“It takes a great deal, when I am at Geneva, to make me wish myself anywhere else, and, of all places else, in London; nevertheless, I very heartily wish at this moment that I were looking out on the Norwood Hills, and were expecting you and the children to breakfast to-morrow.
“I had very serious thoughts, when I received your note, of running home; but I expected that very day an American friend, Mr. Stillman, who, I thought, would miss me more here than you in London, so I stayed.
“What a dreadful thing it is that people should have to go to America again, after coming to Europe! It seems to me an inversion of the order of nature. I think America is a sort of ‘United’ States of Probation, out of which all wise people, being once delivered, and having obtained entrance into this better world, should never be expected to return (sentence irremediably ungrammatical), particularly when they have been making themselves cruelly pleasant to friends here.
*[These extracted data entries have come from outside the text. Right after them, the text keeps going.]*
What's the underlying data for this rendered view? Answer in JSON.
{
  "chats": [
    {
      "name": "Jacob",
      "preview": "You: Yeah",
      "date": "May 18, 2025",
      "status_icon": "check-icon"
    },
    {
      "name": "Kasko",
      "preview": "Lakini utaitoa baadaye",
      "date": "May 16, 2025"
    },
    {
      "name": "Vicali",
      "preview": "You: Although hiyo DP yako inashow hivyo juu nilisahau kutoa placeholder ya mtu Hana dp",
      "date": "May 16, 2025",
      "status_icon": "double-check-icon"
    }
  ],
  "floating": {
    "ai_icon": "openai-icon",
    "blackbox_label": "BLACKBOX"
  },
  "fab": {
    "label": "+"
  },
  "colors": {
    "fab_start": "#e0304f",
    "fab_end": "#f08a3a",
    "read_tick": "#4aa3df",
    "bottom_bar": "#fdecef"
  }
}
My friend Norton, whom I met first on this very blue lake water, had no business to go back to Boston again, any more than you....
“So you have been seeing the Pope and all his Easter performances! I congratulate you, for I suppose it is something like ’Positively the last appearance on any stage.’ What was the use of thinking about him? You should have had your own thoughts about what was to come after him. I don’t mean that Roman Catholicism will die out so quickly. It will last pretty nearly as long as Protestantism, which keeps it up; but I wonder what is to come next. That is the main question just now for everybody.”
W.J. Stillman had been a correspondent about 1851,—“involved in mystical speculations, partly growing out of the second volume of ‘Modern Painters,’” as he said of himself in an article on “John Ruskin” in the Century Magazine (January, 1888). With him Ruskin spent July and August of 1860 at Chamouni. He did but little drawing, and in the few sketches that remain of that summer there is evidence that his mind was far away from its old love of mountains and of streamlets. His lonely walks in the pinewoods of the Arveron were given to meditation on a great problem which had been set, as it seemed, for him to solve, ever since he had written that chapter on “The Nature of Gothic.” Now at last, in the solitude of the Alps, he could grapple with the questions he had raised; and the outcome of the struggle was “Unto this Last.”
The year before, from Thun and Bonneville and Lausanne (August and September, 1859) he had written letters to E.S. Dallas, suggested by the strikes in the London building trade. In these he appears to have sketched the outline of a new conception of social science, which he was now elaborating with more attempt at system and brevity than he had been accustomed to use.